Armed and ready to defend Minnesota ash trees
It's not a question of whether the emerald ash borer will invade Minnesota, but when.
Emerald ash borer
That's why a group of Extension experts has teamed up with the state's Departments of Agriculture and Natural Resources to train "first detectors" in the fight against the small, green beetles that attack and kill ash trees.

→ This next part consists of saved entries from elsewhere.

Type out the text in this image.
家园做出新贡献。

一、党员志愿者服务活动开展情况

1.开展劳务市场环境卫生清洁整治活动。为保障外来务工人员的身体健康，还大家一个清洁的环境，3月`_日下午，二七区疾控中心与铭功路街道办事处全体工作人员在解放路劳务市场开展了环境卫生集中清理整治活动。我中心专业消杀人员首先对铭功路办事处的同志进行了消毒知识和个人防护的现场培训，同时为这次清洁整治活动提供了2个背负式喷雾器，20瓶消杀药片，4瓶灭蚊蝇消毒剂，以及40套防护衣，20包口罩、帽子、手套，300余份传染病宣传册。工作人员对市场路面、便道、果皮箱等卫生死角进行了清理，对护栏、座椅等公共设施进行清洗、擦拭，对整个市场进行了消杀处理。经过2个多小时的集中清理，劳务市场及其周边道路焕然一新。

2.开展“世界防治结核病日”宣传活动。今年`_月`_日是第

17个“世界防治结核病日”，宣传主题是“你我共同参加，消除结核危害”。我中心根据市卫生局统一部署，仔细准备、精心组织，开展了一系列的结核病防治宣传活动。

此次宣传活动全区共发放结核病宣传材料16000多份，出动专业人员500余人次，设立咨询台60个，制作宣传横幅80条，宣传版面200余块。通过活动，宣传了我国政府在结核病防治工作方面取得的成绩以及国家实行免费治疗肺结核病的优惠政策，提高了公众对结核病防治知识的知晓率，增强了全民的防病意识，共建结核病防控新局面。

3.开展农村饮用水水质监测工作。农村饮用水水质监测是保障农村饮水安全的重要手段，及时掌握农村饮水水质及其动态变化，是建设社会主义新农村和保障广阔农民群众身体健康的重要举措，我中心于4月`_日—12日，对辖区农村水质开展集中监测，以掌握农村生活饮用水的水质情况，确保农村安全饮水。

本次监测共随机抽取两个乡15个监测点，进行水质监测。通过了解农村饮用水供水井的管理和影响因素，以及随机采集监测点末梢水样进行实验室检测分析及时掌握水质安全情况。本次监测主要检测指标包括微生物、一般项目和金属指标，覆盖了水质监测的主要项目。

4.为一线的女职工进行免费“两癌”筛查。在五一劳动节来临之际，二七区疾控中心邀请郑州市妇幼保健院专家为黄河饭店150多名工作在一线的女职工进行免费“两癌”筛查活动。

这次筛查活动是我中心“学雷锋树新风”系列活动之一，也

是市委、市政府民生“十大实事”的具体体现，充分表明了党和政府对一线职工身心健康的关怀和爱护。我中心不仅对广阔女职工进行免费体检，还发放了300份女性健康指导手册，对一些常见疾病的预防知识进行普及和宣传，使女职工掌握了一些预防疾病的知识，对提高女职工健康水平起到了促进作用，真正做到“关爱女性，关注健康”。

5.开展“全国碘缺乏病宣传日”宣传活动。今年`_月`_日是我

Native to Asia, the emerald ash borer was first found in North America outside Detroit in 2002. The insect most often spreads through firewood, nursery stock or other ash materials, and has since shown up in Ohio, Indiana, Maryland, Illinois, Pennsylvania and West Virginia.
First-detector volunteers, the state's first line of response in helping to identify the critter, were trained this spring in Andover, Cloquet, Fergus Falls, Mankato, Marshall and Rochester.
Minnesota is home to roughly 872 million ash trees on forest land—No. 2 in the nation—making the emerald ash borer a serious threat to the state's landscape. "Emerald ash borer has the ability to make an enormous impact on our forest environment and our city environment," said Angela Gupta, Extension forestry educator. "The sooner we can detect and manage for it, the better we will be as a state."
How can we stop the spread of emerald ash borer?
- Don't move firewood. When camping, buy locally.
- Burn firewood in the area it was purchased.
- If you see your ash tree in a state of decline, check it against diagnostic aids at www.mda.state.mn.us/plants/pestmanagement/eab.htm
- If you have difficulty with the diagnostic aids, consult a certified arborist.
- If you suspect the emerald ash borer, contact MDA's Arrest the Pest Hotline: 651-201-6684 in the metro area; 1-888-545-6684 in Greater Minnesota.